Fedora登入后第一步就是设置机器名称
hostnamectl set-hostname fed-k8s-master
然后是系统配置,比如必要的内核模块,sysctl一些东西,fedora还有个问题,就是要关掉防火墙
cat <<EOF | sudo tee /etc/modules-load.d/k8s.conf
overlay
br_netfilter
EOF
sudo modprobe overlay
sudo modprobe br_netfilter
# sysctl params required by setup, params persist across reboots
cat <<EOF | sudo tee /etc/sysctl.d/k8s.conf
net.bridge.bridge-nf-call-iptables = 1
net.bridge.bridge-nf-call-ip6tables = 1
net.ipv4.ip_forward = 1
EOF
# Apply sysctl params without reboot
sudo sysctl --system
sudo systemctl stop firewalld && sudo systemctl disable firewalld
sudo dnf remove zram-generator-defaults
# Set SELinux in permissive mode (effectively disabling it)
sudo setenforce 0
sudo sed -i 's/^SELINUX=enforcing$/SELINUX=permissive/' /etc/selinux/config
接着配置k8s fedora源,记得把里面的proxy换成你科学上网用的(用aliyun的也问题不大,就是我不太喜欢……)

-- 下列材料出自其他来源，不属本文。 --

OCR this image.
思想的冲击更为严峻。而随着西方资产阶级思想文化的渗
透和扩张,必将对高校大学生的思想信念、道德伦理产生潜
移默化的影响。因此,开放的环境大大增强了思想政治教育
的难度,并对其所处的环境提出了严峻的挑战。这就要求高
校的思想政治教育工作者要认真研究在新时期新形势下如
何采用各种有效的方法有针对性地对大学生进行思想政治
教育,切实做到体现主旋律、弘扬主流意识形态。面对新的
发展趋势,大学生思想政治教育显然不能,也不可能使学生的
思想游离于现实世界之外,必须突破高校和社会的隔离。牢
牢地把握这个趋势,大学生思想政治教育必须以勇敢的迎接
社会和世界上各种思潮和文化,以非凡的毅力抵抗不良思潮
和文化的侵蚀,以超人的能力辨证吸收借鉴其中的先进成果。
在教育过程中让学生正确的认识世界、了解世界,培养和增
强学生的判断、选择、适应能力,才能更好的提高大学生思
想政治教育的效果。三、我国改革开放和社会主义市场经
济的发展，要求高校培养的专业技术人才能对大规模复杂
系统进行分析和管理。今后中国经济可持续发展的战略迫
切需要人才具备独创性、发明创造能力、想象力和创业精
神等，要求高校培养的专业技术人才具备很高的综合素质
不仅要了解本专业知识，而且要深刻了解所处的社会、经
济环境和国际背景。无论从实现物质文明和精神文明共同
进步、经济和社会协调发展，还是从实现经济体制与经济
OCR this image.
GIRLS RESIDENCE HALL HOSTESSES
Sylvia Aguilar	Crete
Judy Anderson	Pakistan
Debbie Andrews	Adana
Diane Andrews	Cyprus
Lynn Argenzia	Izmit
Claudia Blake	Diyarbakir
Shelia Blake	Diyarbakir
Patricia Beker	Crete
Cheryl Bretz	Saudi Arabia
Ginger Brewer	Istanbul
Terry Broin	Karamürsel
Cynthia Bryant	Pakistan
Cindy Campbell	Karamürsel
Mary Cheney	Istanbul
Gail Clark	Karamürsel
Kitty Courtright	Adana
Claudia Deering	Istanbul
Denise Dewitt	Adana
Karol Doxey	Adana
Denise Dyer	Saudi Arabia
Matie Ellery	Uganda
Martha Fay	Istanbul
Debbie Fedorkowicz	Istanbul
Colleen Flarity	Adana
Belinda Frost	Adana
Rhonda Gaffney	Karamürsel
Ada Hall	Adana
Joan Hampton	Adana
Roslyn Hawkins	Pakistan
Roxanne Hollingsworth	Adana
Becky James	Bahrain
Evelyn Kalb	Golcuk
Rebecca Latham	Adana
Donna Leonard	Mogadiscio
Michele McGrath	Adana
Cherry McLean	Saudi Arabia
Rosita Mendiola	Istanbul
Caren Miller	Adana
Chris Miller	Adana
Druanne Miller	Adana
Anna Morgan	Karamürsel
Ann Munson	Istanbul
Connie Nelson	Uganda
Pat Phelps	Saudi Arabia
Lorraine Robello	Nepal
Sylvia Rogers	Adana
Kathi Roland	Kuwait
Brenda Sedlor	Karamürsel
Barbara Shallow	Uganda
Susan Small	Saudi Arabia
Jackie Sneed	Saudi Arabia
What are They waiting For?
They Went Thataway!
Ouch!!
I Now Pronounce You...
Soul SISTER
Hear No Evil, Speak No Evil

cat <<EOF | sudo tee /etc/yum.repos.d/kubernetes.repo
[kubernetes]
name=Kubernetes
baseurl=https://packages.cloud.google.com/yum/repos/kubernetes-el7-\$basearch
enabled=1
gpgcheck=1
gpgkey=https://packages.cloud.google.com/yum/doc/yum-key.gpg https://packages.cloud.google.com/yum/doc/rpm-package-key.gpg
exclude=kubelet kubeadm kubectl
proxy=<你的代理地址>
EOF
sudo yum install -y kubelet kubeadm kubectl containerd iproute-tc --disableexcludes=kubernetes
sudo systemctl enable --now kubelet containerd
接下来就是配置containerd,这里有3个坑:
一个是cgroup driver要配置成systemd runtime 的type 得手动配置 还有就是坑爹的sandbox镜像源(可以理解成占位)
最后使用的配置文件就是:/etc/containerd/config.toml
version = 2
[plugins]
[plugins."io.containerd.grpc.v1.cri"]
sandbox_image = "registry.aliyuncs.com/google_containers/pause:3.6"
[plugins."io.containerd.grpc.v1.cri".cni]
bin_dir = "/usr/libexec/cni/"
conf_dir = "/etc/cni/net.d"
[plugins."io.containerd.internal.v1.opt"]
path = "/var/lib/containerd/opt"
[plugins."io.containerd.grpc.v1.cri".containerd.runtimes.runc]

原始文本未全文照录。